He Thought His Entire Family Had Died In The Holocaust. Then Came A Miracle.

“This is one of the last opportunities that we will have to witness something like this.”

Yad Vashem, Israel's official Holocaust memorial, operates the Names Recovery Project in hopes of chronicling the stories of the Holocaust's six million Jewish victims. But the project's online database also helped a 102-year-old man named Eliahu Pietruszka realize his brother had actually survived. And though his brother passed away in 2011, as reported by The Associated Press, Pietruszka got to meet his brother's son for the very first time in 2017.


According to ABC News, Eliahu Pietruszka was 24 years old when he fled Warsaw, Poland, in 1939 as World War II broke out. He left behind his parents and his teenaged twin brothers, Volf and Zelig. The Nazis deported his parents and his brother Zelig and killed them at a death camp, but Volf escaped and briefly corresponded with Eliahu. Then Russians sent Volf to a work camp in Siberia. "In my heart, I thought he was no longer alive," Eliahu Pietruszka told the Associated Press.

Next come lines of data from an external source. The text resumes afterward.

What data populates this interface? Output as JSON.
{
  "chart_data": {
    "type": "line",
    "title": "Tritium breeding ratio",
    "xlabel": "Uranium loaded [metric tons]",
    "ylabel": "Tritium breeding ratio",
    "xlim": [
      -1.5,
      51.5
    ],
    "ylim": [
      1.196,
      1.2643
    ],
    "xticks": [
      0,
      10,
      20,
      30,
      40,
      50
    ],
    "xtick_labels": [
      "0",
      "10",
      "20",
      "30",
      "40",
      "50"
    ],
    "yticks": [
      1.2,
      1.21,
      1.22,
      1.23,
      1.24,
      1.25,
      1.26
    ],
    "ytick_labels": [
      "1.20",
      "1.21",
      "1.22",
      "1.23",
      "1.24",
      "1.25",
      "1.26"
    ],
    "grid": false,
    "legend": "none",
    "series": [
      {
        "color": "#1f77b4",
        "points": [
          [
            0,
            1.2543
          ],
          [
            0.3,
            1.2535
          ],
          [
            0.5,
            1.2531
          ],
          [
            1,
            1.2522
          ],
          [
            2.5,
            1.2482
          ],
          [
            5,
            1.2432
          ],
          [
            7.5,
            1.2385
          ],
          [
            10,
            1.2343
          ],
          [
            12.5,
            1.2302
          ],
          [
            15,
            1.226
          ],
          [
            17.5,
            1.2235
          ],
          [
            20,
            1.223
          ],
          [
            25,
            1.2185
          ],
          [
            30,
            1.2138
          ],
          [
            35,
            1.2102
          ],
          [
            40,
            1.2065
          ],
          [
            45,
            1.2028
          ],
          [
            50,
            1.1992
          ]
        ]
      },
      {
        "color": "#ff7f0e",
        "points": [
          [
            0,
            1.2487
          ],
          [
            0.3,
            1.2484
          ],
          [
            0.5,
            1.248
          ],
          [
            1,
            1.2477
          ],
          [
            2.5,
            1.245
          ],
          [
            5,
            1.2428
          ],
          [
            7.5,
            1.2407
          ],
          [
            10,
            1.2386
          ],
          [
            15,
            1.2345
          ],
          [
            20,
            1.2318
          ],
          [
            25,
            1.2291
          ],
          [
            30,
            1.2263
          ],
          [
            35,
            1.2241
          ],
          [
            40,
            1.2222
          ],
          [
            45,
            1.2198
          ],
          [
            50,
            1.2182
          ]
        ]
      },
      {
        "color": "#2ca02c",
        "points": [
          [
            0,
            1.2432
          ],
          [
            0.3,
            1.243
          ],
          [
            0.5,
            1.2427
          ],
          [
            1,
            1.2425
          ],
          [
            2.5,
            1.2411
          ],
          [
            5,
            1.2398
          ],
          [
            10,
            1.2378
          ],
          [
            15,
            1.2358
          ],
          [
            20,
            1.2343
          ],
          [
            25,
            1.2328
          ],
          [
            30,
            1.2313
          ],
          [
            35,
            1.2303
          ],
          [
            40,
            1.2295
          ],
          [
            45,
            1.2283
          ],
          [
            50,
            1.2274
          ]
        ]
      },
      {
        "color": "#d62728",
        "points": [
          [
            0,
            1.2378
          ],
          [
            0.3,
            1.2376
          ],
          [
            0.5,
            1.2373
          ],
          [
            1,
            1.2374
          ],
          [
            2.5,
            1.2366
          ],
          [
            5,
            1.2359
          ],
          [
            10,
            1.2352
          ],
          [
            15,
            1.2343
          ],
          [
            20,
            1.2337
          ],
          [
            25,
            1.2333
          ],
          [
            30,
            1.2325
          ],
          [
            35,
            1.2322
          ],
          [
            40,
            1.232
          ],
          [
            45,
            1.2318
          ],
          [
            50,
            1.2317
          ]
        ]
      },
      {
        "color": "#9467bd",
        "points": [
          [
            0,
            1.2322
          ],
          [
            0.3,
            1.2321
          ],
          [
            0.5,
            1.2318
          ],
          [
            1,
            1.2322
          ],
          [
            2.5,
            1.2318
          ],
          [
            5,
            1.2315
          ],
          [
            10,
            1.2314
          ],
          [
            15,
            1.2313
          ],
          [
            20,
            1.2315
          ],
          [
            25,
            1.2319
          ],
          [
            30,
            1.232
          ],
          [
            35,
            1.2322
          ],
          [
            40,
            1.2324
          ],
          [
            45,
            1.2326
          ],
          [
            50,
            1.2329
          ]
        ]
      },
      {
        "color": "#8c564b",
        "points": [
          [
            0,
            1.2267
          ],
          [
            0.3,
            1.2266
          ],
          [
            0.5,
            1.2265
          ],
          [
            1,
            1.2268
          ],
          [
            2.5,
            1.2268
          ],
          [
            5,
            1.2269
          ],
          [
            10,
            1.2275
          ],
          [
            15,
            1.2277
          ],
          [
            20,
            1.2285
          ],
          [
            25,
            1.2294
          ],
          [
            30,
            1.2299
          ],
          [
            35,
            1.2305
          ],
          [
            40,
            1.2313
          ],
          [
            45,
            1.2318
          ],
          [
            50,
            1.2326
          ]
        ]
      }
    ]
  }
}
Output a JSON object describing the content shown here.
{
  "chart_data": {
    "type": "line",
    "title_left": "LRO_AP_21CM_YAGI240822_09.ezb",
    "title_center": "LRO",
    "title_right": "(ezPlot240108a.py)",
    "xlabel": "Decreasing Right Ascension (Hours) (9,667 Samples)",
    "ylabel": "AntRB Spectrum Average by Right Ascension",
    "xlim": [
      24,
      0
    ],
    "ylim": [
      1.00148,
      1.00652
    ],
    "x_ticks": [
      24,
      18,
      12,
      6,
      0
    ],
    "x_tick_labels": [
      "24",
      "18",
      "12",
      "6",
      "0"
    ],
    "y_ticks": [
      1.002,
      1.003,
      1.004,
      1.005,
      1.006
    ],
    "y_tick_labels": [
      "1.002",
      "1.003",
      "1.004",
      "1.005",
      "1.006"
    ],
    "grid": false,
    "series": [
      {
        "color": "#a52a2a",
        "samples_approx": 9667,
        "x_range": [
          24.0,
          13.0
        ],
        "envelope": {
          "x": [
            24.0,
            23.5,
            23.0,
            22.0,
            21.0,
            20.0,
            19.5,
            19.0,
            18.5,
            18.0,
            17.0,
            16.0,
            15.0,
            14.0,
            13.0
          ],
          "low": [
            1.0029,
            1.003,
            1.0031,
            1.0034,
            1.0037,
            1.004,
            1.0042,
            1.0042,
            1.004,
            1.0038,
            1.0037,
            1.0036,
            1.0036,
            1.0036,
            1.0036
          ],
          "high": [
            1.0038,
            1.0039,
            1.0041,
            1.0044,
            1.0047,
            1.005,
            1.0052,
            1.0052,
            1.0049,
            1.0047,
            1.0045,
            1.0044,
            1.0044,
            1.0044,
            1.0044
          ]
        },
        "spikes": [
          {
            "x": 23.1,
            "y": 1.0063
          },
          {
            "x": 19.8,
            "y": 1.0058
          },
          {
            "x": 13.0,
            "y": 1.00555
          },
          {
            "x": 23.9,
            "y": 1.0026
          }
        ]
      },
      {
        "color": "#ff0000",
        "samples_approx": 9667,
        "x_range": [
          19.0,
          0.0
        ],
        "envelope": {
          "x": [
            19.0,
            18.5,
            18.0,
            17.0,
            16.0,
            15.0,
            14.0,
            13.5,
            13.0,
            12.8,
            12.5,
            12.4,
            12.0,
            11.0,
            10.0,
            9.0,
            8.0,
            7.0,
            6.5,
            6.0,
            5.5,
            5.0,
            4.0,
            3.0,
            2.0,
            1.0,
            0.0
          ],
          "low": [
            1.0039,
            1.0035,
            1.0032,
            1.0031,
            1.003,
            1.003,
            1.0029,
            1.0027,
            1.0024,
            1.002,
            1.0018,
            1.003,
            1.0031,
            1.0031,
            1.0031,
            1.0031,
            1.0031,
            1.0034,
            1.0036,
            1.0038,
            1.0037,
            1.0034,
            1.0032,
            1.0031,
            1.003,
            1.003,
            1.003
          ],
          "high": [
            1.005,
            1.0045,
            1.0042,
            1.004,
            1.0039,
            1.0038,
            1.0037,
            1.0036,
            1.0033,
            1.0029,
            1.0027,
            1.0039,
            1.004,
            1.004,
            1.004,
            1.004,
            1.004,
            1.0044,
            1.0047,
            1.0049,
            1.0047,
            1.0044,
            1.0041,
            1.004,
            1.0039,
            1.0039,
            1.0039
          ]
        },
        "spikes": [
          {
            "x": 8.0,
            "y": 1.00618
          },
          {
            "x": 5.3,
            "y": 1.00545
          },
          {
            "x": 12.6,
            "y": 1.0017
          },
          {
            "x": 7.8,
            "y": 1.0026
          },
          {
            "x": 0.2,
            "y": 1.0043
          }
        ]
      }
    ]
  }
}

Thinking he had no family left, Pietruszka started a new life. Per Haaretz, he got married in Russia and, in 1949, moved to Israel. He worked as a microbiologist before his retirement and is now the great-grandfather of 10. In November, his grandson Shakhar Smorodinsky got an email from a cousin in Canada working on a family tree. That cousin had found a page of testimony about Eliahu that Volf had filed with Yad Vashem in 2005. Volf had assumed Eliahu had died in the Holocaust, as well.

Volf also started a new life, working as a construction worker in the industrial city Magnitogorsk. Smorodinsky found Volf's address and learned Volf had died in 2011. But Smorodinsky also discovered Volf had one child, a 66-year-old named Alexandre, who was still living in Magnitogorsk.

Just days later, Alexandre arrived at Pietruszka's retirement home in central Israel. The two men greeted each other in a tearful embrace, Pietruszka speaking Russian for the first time in decades. "You are a copy of your father," he said. "I haven't slept in two nights waiting for you."

"It's a miracle," Alexandre said repeatedly. "I never thought this would happen."

For Yad Vashem, Pietruszka's reunion with a nephew he never knew he had represents a silver lining for the work the organization has been doing since 1954. ("Yad vashem" is Hebrew for "a monument and a name.") When Yad Vashem took its database online in 2004, the database contained 3 million names. With the dawn of the internet, that number has risen to 4.7 million.

Yad Vashem official Debbie Berman was there for Pietruszka's reunion. "This is one of the last opportunities that we will have to witness something like this," she told The Associated Press. "I feel like we are kind of touching a piece of history."